- Others like Schrödinger, Hlavatý and the totally neglected French groups (Tonnelat, Lichnerowicz) – not to point to the many further names given in this review – have contributed equal shares;
- In this field, Einstein has not produced novel ideas from which physics and mathematics could have benefited conceptually (cf. Section 18.1.2). Certainly, he was the most prominent player; it is fair to say that without the influence of the three eminent Nobel prize winners Einstein, Schrödinger and de Broglie (who backed M.-A. Tonnelat), the active period of research in classical UFT would have been shorter-lived, and its history much easier to write.
It remains a riddle why the signs pointing to a dead end of the Einstein–Schrödinger research-line of unified field theory, already highly visible before the 1950s, were overlooked or pushed aside by Einstein and others for so long: the flood of geometrical structures drowning a small number of physical concepts, the ambiguity in the dynamics for the “total field” (Lagrange density), the almost total lack of empirically testable output. Kaluza–Klein theory as the other type of unitary field theory fared much better. In combination with Weyl’s second attempt toward a gauge principle, it paved the way to Yang–Mills theory able to describe the fundamental interactions with the exception of the gravitational. The final form of a generally accepted gauge theory of gravitation is still being discussed. Unfortunately, since the late 1930s, Einstein had written off Kaluza–Klein theory (cf. Section 3.2) and thus cannot be held in esteem for the successes of gauge theory.

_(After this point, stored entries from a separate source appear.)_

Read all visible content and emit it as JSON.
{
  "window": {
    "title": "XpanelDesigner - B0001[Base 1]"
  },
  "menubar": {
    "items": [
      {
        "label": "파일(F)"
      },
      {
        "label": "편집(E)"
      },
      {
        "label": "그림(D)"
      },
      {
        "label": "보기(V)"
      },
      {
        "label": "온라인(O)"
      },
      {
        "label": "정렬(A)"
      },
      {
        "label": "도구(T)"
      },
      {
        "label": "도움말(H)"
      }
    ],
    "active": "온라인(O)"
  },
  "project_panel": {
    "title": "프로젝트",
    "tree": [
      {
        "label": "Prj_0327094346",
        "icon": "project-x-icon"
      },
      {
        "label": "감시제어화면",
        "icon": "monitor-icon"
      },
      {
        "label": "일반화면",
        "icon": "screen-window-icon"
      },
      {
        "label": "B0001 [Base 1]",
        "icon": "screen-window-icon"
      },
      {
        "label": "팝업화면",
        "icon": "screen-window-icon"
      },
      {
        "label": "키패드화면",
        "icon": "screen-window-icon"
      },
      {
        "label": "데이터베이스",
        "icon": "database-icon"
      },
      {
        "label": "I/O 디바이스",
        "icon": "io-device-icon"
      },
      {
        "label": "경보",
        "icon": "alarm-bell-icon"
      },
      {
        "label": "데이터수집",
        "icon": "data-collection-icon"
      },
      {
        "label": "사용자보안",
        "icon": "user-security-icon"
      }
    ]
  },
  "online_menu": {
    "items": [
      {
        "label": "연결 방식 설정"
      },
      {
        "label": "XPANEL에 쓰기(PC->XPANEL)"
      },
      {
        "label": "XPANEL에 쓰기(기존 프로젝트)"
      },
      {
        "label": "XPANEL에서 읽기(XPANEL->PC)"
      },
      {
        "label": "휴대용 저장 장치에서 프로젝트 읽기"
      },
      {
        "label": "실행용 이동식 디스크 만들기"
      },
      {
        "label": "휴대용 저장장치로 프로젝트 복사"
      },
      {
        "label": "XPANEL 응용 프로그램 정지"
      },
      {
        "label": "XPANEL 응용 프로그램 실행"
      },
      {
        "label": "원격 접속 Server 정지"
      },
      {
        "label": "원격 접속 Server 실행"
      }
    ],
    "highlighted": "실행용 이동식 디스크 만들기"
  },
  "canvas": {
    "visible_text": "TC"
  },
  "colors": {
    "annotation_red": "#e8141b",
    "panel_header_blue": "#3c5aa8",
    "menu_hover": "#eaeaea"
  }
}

In the wording of this review, the avowal, encountered occasionally, that Einstein’s papers were read “sympathetically”, will not be found. Like the papers of all other researchers, I tried to read his publications as neutrally as possible. While valuating research according to its place inside the body of unified field theory, I strove to judge past research from the physics at the time, not from the angle of the up-to-date state of the art. I am aware of the limits to this: the increase of knowledge since the period looked at, cannot be blanked out completely. Vice versa, no lesson from failed classical unified field theories is drawn here with regard to actual speculative theories with their claim to unify all four fundamental interactions. We just hope that current scientific practitioners are prepared to learn from the history of physics.